The return of net negative ratings actions that intensified among speculative-grade borrowers in the latter half of 2022 has pushed the share of leveraged loan Weakest Links to the highest level in two years.
Weakest Links represent loans in LCD’s universe with a Corporate Credit Rating of B-minus or lower and a negative outlook from S&P Global Ratings.
Margin compression from rising inflation and softening demand, as well as the prospect of higher debt servicing costs in the rapidly rising rate environment, pressured the more vulnerable lower-rated portion of the market, where concerns are mounting that debt servicing will become more difficult.
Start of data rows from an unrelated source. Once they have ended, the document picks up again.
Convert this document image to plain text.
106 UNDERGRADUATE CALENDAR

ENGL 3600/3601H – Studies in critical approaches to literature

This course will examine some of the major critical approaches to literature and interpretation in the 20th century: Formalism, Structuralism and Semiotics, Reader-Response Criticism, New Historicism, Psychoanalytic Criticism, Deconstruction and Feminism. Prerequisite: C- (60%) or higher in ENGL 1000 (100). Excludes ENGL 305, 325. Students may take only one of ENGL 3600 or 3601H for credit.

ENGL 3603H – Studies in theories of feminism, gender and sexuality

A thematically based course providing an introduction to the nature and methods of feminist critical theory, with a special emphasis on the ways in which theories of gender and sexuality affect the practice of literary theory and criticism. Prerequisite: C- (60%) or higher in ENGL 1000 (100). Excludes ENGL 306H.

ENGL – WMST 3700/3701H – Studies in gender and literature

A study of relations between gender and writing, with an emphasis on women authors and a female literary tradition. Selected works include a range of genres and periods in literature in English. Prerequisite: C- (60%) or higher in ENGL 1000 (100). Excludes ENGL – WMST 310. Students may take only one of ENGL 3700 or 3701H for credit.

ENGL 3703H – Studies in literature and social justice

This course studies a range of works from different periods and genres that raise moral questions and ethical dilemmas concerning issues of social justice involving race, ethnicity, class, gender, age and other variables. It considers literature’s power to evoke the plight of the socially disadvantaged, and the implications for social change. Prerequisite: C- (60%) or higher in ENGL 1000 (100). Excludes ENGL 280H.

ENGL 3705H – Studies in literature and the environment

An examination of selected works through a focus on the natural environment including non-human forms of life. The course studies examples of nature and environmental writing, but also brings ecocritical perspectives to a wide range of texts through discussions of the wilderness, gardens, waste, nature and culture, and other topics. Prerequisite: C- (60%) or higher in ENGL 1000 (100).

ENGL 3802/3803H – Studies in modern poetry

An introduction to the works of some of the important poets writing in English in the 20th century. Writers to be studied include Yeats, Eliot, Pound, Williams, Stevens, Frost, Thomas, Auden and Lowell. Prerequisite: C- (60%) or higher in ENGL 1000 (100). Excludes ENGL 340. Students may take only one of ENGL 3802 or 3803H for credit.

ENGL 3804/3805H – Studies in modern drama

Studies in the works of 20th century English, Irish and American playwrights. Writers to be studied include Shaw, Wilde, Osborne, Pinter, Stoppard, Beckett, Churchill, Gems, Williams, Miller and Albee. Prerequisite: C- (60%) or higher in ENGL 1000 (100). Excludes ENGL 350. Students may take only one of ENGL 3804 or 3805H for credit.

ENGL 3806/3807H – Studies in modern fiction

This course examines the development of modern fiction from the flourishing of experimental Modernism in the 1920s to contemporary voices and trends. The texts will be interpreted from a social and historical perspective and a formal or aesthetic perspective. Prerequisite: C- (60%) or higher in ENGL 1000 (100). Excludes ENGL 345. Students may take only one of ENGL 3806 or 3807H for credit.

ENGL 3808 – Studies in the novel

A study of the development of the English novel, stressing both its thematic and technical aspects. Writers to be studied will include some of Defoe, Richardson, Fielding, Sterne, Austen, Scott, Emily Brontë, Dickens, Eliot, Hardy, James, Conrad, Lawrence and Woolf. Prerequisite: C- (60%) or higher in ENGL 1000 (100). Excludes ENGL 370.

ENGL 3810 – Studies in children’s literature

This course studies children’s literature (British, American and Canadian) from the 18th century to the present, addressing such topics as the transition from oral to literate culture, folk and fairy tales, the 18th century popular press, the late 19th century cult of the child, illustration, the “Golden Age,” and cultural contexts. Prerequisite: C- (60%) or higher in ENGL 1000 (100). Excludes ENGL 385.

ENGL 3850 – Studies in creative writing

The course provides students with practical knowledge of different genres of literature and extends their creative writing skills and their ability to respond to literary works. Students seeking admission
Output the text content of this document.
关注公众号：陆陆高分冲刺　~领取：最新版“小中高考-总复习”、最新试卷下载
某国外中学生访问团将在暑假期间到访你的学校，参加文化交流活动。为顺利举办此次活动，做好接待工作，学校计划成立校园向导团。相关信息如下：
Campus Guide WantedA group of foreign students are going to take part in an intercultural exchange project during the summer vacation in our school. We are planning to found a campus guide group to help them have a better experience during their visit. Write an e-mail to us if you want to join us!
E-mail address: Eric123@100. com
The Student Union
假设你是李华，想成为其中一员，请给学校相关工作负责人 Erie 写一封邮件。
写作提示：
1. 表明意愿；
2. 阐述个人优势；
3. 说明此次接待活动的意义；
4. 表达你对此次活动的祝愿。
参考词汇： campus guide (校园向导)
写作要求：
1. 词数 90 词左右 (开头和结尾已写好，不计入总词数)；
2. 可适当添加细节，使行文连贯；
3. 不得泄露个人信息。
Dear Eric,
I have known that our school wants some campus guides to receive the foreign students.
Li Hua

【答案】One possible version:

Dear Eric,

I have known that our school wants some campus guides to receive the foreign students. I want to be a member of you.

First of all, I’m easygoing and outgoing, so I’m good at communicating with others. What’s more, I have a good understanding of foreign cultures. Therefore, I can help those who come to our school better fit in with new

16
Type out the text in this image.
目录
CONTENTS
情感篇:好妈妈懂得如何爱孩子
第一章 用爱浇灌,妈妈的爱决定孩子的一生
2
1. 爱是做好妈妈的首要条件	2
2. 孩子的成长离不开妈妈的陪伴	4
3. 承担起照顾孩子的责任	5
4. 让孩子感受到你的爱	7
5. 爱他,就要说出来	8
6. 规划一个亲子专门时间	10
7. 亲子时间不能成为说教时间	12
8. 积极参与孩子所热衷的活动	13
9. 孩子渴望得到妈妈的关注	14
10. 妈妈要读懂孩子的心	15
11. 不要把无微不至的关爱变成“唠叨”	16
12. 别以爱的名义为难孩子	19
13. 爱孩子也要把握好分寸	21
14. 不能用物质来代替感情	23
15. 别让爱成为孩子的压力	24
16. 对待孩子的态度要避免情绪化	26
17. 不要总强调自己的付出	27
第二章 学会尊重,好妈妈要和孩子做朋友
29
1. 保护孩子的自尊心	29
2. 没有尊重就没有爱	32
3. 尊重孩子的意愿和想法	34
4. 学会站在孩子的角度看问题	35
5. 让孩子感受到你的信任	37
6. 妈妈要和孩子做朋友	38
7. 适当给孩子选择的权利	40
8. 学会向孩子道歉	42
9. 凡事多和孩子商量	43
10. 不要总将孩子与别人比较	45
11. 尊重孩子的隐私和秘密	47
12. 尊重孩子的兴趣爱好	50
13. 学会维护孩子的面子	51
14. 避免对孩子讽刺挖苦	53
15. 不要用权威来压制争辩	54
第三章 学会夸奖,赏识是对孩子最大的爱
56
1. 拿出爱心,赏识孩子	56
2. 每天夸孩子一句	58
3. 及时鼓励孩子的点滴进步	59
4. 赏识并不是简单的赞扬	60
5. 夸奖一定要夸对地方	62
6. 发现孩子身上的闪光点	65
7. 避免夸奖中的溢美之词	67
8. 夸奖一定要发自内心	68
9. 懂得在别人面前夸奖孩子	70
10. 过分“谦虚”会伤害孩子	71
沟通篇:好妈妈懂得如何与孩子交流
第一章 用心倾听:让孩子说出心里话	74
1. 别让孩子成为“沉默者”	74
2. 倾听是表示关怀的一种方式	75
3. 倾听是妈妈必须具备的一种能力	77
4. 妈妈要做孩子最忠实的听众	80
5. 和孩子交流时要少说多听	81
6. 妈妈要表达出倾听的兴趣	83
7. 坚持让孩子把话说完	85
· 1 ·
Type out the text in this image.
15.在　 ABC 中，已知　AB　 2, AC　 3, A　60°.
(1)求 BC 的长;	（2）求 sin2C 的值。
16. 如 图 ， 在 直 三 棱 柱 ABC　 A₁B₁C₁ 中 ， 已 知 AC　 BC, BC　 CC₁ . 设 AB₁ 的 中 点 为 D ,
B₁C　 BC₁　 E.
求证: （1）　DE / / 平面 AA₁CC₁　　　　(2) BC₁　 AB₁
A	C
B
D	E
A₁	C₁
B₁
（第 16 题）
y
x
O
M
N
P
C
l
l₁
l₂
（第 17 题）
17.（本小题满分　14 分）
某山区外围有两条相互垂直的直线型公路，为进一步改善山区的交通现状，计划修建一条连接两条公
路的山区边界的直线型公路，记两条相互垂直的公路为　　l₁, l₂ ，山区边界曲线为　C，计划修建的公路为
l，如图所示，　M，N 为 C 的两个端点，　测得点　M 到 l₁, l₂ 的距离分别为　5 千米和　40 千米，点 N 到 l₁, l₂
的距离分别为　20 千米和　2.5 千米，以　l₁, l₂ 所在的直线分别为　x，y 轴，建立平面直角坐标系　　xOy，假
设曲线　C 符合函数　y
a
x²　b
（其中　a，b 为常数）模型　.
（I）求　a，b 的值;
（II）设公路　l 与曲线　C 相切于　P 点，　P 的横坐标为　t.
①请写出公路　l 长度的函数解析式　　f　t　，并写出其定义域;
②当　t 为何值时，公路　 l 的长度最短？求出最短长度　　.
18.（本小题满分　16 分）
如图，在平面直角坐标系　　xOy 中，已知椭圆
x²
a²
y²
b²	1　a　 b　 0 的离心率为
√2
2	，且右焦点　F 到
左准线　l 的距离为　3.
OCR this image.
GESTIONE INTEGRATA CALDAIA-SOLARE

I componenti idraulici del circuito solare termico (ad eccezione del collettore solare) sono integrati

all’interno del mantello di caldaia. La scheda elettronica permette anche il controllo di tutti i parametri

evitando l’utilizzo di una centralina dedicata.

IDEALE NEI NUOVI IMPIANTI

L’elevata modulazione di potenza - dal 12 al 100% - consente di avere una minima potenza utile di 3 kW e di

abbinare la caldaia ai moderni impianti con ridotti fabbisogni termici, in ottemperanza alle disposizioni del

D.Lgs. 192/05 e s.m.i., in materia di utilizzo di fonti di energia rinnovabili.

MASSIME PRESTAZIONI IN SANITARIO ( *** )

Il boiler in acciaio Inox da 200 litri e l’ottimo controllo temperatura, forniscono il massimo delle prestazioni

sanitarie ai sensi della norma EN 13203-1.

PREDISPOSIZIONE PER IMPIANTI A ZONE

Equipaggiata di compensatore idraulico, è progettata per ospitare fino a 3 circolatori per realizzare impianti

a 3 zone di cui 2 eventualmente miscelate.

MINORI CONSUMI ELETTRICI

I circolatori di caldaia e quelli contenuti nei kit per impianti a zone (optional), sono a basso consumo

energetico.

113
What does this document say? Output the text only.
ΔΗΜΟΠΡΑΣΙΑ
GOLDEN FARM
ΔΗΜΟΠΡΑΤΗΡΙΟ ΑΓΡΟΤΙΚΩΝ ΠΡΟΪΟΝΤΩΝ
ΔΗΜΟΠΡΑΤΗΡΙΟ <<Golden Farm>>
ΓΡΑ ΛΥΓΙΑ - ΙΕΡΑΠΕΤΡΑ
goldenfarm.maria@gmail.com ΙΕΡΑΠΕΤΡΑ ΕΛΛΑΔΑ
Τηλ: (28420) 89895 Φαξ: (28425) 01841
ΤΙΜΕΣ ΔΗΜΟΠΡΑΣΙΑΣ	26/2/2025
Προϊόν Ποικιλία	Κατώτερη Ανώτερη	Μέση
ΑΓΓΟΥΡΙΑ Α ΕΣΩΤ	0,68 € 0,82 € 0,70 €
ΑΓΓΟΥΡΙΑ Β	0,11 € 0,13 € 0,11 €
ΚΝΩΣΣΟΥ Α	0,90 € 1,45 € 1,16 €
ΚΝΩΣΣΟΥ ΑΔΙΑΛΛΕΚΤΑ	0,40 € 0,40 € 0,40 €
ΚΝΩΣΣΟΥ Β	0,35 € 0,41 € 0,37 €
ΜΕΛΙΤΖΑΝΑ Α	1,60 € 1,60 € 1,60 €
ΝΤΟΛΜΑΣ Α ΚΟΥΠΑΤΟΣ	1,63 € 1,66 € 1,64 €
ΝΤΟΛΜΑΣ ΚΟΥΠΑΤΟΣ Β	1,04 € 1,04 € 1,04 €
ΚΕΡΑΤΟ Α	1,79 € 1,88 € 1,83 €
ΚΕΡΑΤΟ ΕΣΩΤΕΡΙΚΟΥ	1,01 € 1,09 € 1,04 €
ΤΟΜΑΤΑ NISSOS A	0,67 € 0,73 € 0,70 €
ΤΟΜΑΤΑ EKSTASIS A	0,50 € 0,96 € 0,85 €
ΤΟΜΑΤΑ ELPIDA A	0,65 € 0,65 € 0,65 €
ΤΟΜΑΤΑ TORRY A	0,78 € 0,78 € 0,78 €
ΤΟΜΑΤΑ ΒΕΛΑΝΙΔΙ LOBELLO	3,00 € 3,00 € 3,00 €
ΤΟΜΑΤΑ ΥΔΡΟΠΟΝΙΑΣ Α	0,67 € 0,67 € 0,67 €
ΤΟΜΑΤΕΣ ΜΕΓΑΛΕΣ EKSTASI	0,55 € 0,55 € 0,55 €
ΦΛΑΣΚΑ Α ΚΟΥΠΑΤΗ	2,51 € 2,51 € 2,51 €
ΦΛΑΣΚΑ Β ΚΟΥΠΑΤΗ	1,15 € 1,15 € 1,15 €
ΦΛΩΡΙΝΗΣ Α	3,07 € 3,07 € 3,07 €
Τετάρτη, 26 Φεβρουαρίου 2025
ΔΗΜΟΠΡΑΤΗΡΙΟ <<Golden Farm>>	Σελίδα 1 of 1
Underscoring this, the number of leveraged loan Weakest Links tracked by LCD climbed to 143 issuers, up 24% from September’s tally, and up 49% from June when negative ratings actions began to outpace positive ratings actions.
With Software again driving the uptick, the fourth-quarter reading is now on par with pre-pandemic levels at the end of 2019, though it remains well below the June 2020 peak of 329 issuers. Software and Healthcare led the count of Weakest Links by sector. Note that Healthcare has topped the leaderboards of distressed bond and loan indices, as detailed in recent research from LCD.
As a percentage of issuers tracked in this analysis, loan Weakest Links account for 11% of the more than 1,300 observations in December, up from 9% at the end of September and 7% at the end of June.
The latest reading is the highest since December 2020. While this percentage is less than half of the 2020 peak, the share is elevated relative to the late-credit cycle years of 2016 and 2018.
The upswell in Weakest Links unsurprisingly corresponds with a rising pace of ratings downgrades to upgrades of loans backing leveraged companies. In this regard, the second half of 2022 brought an unrelenting streak of negatively skewed ratings actions to loan facilities in the Morningstar LSTA US Leveraged Loan Index. By the end of the year, downgrades were outpacing upgrades by the fastest rate since the default peak of September 2020, at a ratio of 2.77x.